Appearing in Nature on May 21, the research demonstrates that removing cysteine from the diet disrupts key metabolic systems that mammals use to extract energy from nutrients. As a result, the mice were forced to burn through their fat reserves at a rapid pace in a largely ineffective attempt to meet their energy needs.

Conducted by a team at NYU Grossman School of Medicine, the study offers new insights into how cells metabolize energy sources such as fats and carbohydrates, and how a lack of cysteine impacts biological tissues. The experiments found that depleting cysteine led to a significant reduction in coenzyme A (CoA), a vital molecule that supports the efficient conversion of nutrients into energy.

Although CoA plays a role in over 100 intermediary metabolic processes and partners with around 4 percent of all bodily enzymes, scientists had previously struggled to study its function directly. This was because mice with genetic defects in CoA production typically die before reaching three weeks of age. The new research is the first to illuminate how CoA influences metabolism in mature mice.

 

Dr. Evgeny A. Nudler, co-senior author of the study, who holds the Julie Wilson Anderson Professorship in the Department of Biochemistry and Molecular Pharmacology at NYU Grossman School of Medicine and is also a researcher at the Howard Hughes Medical Institute indicated that their unexpected discovery shows that reduced levels of cysteine sparked rapid fat loss in our lab mice by setting off a web of interconnected biological processes.

Dr. Nudler further pointed out that although developing clinical strategies for weight loss remains an important long-term goal, what excites them most right now is the deep insight this gives us into the basic workings of metabolism.

The researchers emphasize that this discovery does not point to an immediate new method for weight loss, as cysteine is present in nearly all dietary sources. Completely removing it from the diet would require a specially designed nutritional formula, which would be difficult for most people to maintain. Additionally, because cysteine plays a role in many key cellular functions, reducing its levels—such as through a drug that blocks its production—could increase susceptibility to everyday toxins, including those from medications.
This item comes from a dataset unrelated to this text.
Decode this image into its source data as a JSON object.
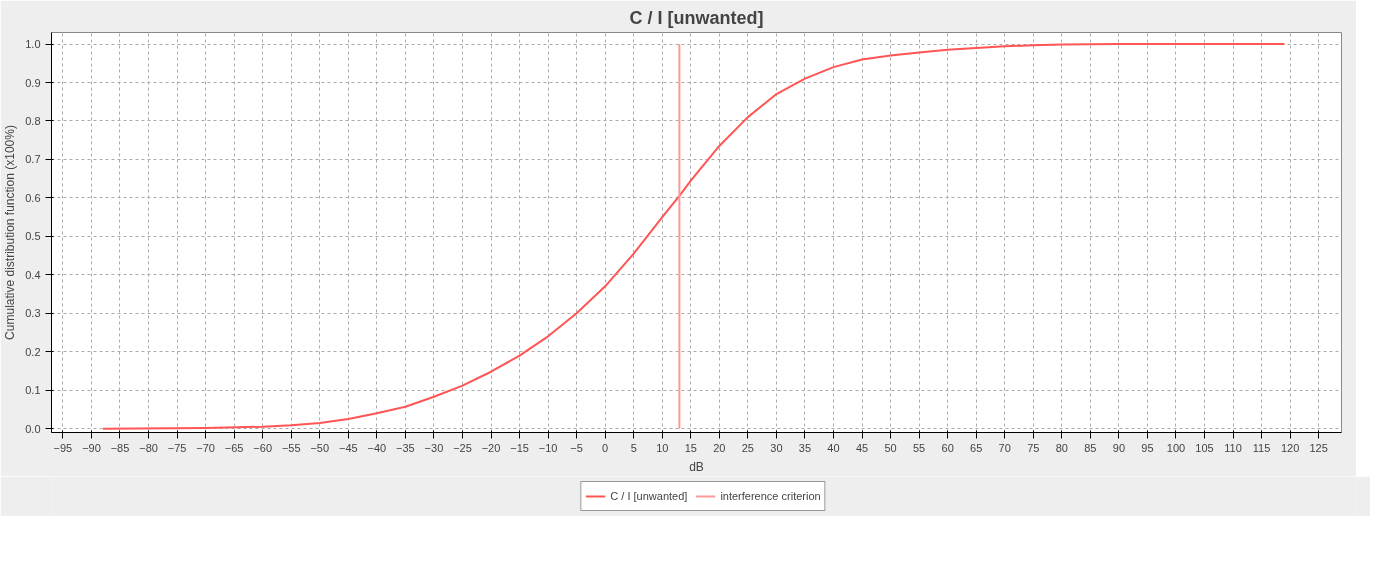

Nevertheless, the researchers note that plant-based foods like fruits, vegetables, and legumes have far lower levels of cysteine and its precursor, the sulfur-based amino acid methionine, than red meat. While previous research has associated diets low in sulfur amino acids with various health benefits, this study highlights that cysteine depletion in particular—not simply methionine reduction—is responsible for those effects.

“Given that achieving maximum cysteine deprivation weight loss in the mice was dependent on both diet and deletion of the gene, moving forward we can now restore cysteine production genetically in specific cells or tissues and determine the role of each in the dramatic weight loss we observed,” explained the co-senior author Dan R. Littman, MD, PhD, the Helen L. and Martin S. Kimmel Professor of Molecular Immunology in the Department of Pathology, and a professor in the Department of Cell Biology, at NYU Grossman School of Medicine. “We hope in the future to hijack parts of this process to induce a similar weight loss in humans but without completely removing cysteine,” added Dr. Littman, who is an investigator with the Howard Hughes Medical Institute as well.

This study is the first to investigate the impact of eliminating cysteine—or any of the nine essential amino acids—which must be acquired through the diet and are crucial for producing proteins that form the majority of the body’s enzymes, tissues, and signaling molecules.